Easy on me I'm sensitive and I'm new in this forum and will probably get a bashing for this. I am here for the valuable experiance this forum is made up of. I erased my question and title and have this to say.
I am doing a frame up on my 67 coupe and my 63 coupe and am doing EVERY thing in my shop except the chrome, it took up to much space. I also gave up my boring bar as the newer ones got much larger, expensive, and were more accurate. I don't do this for a living any more it's my hobby.
I saved these 2 projects for my later years along with a 57 chevy convertable I am completing.
I have done every part of these cars as a mechanic & body man in those days, even the instruments and frame. I wanted to know how to do it all.

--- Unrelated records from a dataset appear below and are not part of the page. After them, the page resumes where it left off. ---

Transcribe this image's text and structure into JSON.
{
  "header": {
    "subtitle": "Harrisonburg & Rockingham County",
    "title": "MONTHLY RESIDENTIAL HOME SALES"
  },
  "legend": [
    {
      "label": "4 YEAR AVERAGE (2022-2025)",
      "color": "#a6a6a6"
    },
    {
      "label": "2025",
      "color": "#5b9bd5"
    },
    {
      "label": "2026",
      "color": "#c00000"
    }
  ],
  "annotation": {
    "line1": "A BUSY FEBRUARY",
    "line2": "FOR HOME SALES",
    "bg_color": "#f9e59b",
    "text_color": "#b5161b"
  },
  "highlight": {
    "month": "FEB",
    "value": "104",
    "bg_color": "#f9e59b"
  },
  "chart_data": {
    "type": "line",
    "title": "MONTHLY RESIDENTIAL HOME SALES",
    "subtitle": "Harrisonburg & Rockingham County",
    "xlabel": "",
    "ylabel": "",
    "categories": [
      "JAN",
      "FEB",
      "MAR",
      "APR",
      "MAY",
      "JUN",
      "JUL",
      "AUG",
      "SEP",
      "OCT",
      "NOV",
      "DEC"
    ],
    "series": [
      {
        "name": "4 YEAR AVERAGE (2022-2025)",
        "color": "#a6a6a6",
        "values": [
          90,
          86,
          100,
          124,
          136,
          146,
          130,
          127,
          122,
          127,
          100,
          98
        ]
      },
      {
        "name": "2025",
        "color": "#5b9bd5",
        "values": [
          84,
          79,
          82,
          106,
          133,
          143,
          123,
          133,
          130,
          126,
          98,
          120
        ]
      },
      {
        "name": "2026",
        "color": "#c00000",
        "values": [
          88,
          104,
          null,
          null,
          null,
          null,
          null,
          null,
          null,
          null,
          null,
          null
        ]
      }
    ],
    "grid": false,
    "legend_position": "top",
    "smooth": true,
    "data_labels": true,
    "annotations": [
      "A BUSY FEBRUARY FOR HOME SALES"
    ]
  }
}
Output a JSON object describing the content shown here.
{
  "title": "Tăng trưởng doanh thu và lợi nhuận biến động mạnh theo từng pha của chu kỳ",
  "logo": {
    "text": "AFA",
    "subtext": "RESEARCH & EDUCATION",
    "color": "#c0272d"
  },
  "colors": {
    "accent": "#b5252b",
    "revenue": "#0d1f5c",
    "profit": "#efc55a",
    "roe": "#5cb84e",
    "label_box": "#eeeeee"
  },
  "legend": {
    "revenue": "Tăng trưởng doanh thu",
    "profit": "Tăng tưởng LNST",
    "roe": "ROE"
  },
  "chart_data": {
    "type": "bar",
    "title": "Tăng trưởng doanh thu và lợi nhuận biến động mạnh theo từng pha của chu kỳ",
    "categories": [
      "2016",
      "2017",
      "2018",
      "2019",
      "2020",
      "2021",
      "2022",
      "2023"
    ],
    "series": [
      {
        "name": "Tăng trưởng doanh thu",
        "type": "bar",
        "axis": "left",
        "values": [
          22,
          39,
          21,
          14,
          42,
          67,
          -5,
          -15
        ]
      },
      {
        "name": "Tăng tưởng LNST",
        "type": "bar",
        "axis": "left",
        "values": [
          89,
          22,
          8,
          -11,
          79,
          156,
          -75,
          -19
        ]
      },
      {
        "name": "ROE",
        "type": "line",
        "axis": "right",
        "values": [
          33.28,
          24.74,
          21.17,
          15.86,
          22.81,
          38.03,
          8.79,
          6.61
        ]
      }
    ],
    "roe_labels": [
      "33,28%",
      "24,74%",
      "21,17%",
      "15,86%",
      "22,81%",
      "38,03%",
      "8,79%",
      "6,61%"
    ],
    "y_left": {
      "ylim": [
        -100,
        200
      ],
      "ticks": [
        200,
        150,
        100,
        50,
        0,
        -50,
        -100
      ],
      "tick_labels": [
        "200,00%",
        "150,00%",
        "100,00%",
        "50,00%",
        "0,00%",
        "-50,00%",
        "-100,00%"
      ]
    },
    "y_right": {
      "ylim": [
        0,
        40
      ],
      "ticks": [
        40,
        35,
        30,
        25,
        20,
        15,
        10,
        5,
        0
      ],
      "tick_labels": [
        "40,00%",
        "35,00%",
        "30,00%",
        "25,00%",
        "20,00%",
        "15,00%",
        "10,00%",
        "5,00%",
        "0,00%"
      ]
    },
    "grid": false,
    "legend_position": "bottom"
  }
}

Now the simple things are getting me like what to use on the rims or how do I make my perfectly sound (original) gas tank look new.
I read that we need to be as sloppy in areas as they were in the plant. That's the hardest one of all to swallow, I never heard a forman back then compliment a line worker on his poor work or the painter on the amount of orange peel he sprayed.
I guess I am trying to understand why we are putting a glass paint job on the outside and making sure we don't paint other parts all the way. I've had guys say to me that the factory didn't do that good a job on that part, or it looks to good.
When I got my new 65 I wanted it all perfect and for the most part I was satisfied. Now I here that a part was not painted that well at the factory, it looks to good. I'm sure the factory had higher standards than that. I think I've read "Mark of excellance" somewhere on a car. If it was where I think it was, it got stepped on reguarlly.
I am doing my cars the way I think any one with pride in their work would have done it in those days. I don't want to build in the poor workmanship that some pot head screwed up or the Monday morning hangover work we have seen.
I want my cars as perfect as they were advertised to be, and as original to the nuts & bolts as they were then. I understand what we all want and it's that 40 somthing year old virgin. They don't and can't look the same as they once did,time alone takes it's toll and things begin to rust & rot all over again. But we can re build them and make them look newer than new again. That's where I am having a struggle in my restoration. I don't want to see the parts rust and corode again in my lifetime just so I can say for a short while that that's all the better they did on my car when it was built.
I was 21 when I ordered my car and asked the dealer if I could watch it be built. STUPID ME, I thought I would be able to get a perfect car that way, I would have had a more realistic chance of owning GM at the time.
I guess what I am saying is that I want a new vette again and now I get to do it all the way I think it was supposed to be in the beginning.
Alright go ahead and say it to me, gee after 40 or so years your still STUPID.
DOM
I am doing a frame up on my 67 coupe and my 63 coupe and am doing EVERY thing in my shop except the chrome, it took up to much space. I also gave up my boring bar as the newer ones got much larger, expensive, and were more accurate. I don't do this for a living any more it's my hobby.
I saved these 2 projects for my later years along with a 57 chevy convertable I am completing.
I have done every part of these cars as a mechanic & body man in those days, even the instruments and frame. I wanted to know how to do it all. Now the simple things are getting me like what to use on the rims or how do I make my perfectly sound (original) gas tank look new.
I read that we need to be as sloppy in areas as they were in the plant. That's the hardest one of all to swallow, I never heard a forman back then compliment a line worker on his poor work or the painter on the amount of orange peel he sprayed.
I guess I am trying to understand why we are putting a glass paint job on the outside and making sure we don't paint other parts all the way. I've had guys say to me that the factory didn't do that good a job on that part, or it looks to good.
When I got my new 65 I wanted it all perfect and for the most part I was satisfied. Now I here that a part was not painted that well at the factory, it looks to good. I'm sure the factory had higher standards than that. I think I've read "Mark of excellance" somewhere on a car. If it was where I think it was, it got stepped on reguarlly.
I am doing my cars the way I think any one with pride in their work would have done it in those days. I don't want to build in the poor workmanship that some pot head screwed up or the Monday morning hangover work we have seen.
I want my cars as perfect as they were advertised to be, and as original to the nuts & bolts as they were then. I understand what we all want and it's that 40 somthing year old virgin. They don't and can't look the same as they once did,time alone takes it's toll and things begin to rust & rot all over again. But we can re build them and make them look newer than new again. That's where I am having a struggle in my restoration. I don't want to see the parts rust and corode again in my lifetime just so I can say for a short while that that's all the better they did on my car when it was built.
I was 21 when I ordered my car and asked the dealer if I could watch it be built. STUPID ME, I thought I would be able to get a perfect car that way, I would have had a more realistic chance of owning GM at the time.
I guess what I am saying is that I want a new vette again and now I get to do it all the way I think it was supposed to be in the beginning.
Alright go ahead and say it to me, gee after 40 or so years your still STUPID.